The pause you insert between your feelings and your actions can protect you from being swept away by emotions and acting in ways you may regret after.
Teen Years (13-15)
Feelings are like signposts of our inner well-being. They help tell you if you are doing well or not quite. When you are not doing well inside, it’s unlikely you will experience positive emotions. So if we follow our feelings blindly, we may end up hurting ourselves or the people around us.
Developing self-awareness is about learning to recognise why you feel the way you do, and acting on the cause, not just the feeling itself.
It’s like a spider and its webs. If one day, you find your room full of cobwebs, you will clean the cobwebs but if you don’t find the spider, the cobwebs will be back.
Acting on your feelings without first understanding the cause is like dealing with the cobwebs and not the spider.
The cobwebs are the feelings.

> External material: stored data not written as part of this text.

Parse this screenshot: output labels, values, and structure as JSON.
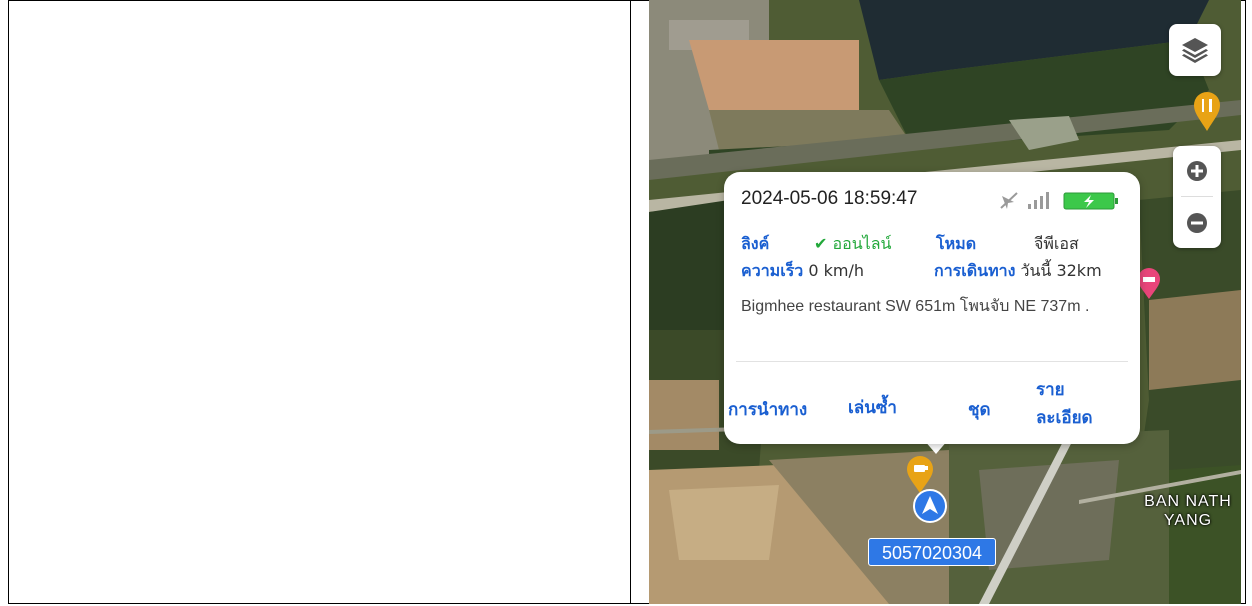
{
  "popup": {
    "timestamp": "2024-05-06 18:59:47",
    "link_label": "ลิงค์",
    "link_status": "ออนไลน์",
    "mode_label": "โหมด",
    "mode_value": "จีพีเอส",
    "speed_label": "ความเร็ว",
    "speed_value": "0 km/h",
    "trip_label": "การเดินทาง",
    "trip_value": "วันนี้ 32km",
    "address": "Bigmhee restaurant SW 651m โพนจับ NE 737m .",
    "actions": {
      "navigate": "การนำทาง",
      "playback": "เล่นซ้ำ",
      "set": "ชุด",
      "details_line1": "ราย",
      "details_line2": "ละเอียด"
    }
  },
  "vehicle": {
    "plate": "5057020304"
  },
  "map": {
    "village_line1": "BAN NATH",
    "village_line2": "YANG",
    "icons": [
      "layers-icon",
      "zoom-in-icon",
      "zoom-out-icon",
      "restaurant-marker-icon",
      "cafe-marker-icon",
      "hotel-marker-icon",
      "navigation-arrow-icon",
      "gps-off-icon",
      "signal-icon",
      "battery-charging-icon",
      "check-icon"
    ]
  },
  "colors": {
    "accent_blue": "#1a5fd1",
    "online_green": "#22a83a",
    "battery_green": "#3cc84a",
    "marker_orange": "#e8a316",
    "marker_pink": "#e8457a",
    "plate_blue": "#2e78e6"
  }
}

The spider is the actual problem or reason behind those feelings.
Our feelings can point us to the problem and move us to seek help. But being able to identify the root causes and needs behind those feelings is a crucial step towards getting out of a rut.
Late Teens (16-19)
What you feel may be real, but is it true?
For example, in the heat of jealousy, that toddler may have felt that the other child is preferred because he has the toy. Or the toddler may have felt unloved because he wanted the toy but didn’t have it.
The feelings are real. But they may not be based on truth.
So even though we value our emotions for acting as signposts to our inner world, we do have to acknowledge that feelings are poor leaders. We have to learn to lead our feelings.
Self-regulation is a great way to do this.
When experiencing strong emotions, practise taking a pause before you respond. A common trick many people use is to count to a certain number. This shifts your attention away from the difficult emotion, and provides a space to calm down to focus on the facts instead.
You can also remind yourself of simple truths to “ground” you. Depending on the scenario, these could be:
- “I am in control.”
- “I am valued.”
- “I don’t need to mirror their response.”
- “I won’t take this personally.”
If you are experiencing conflict or feeling emotionally attacked, you can imagine a shield around you or the person’s words falling to the ground before it touches you.
These reminders can be powerful anchors in times of distress.
Managing strong feelings can be hard. If you are experiencing consistent, difficult feelings about a person or a recurring situation, do speak to a trusted friend or family member. This person should be able to add perspective and lend strength to you.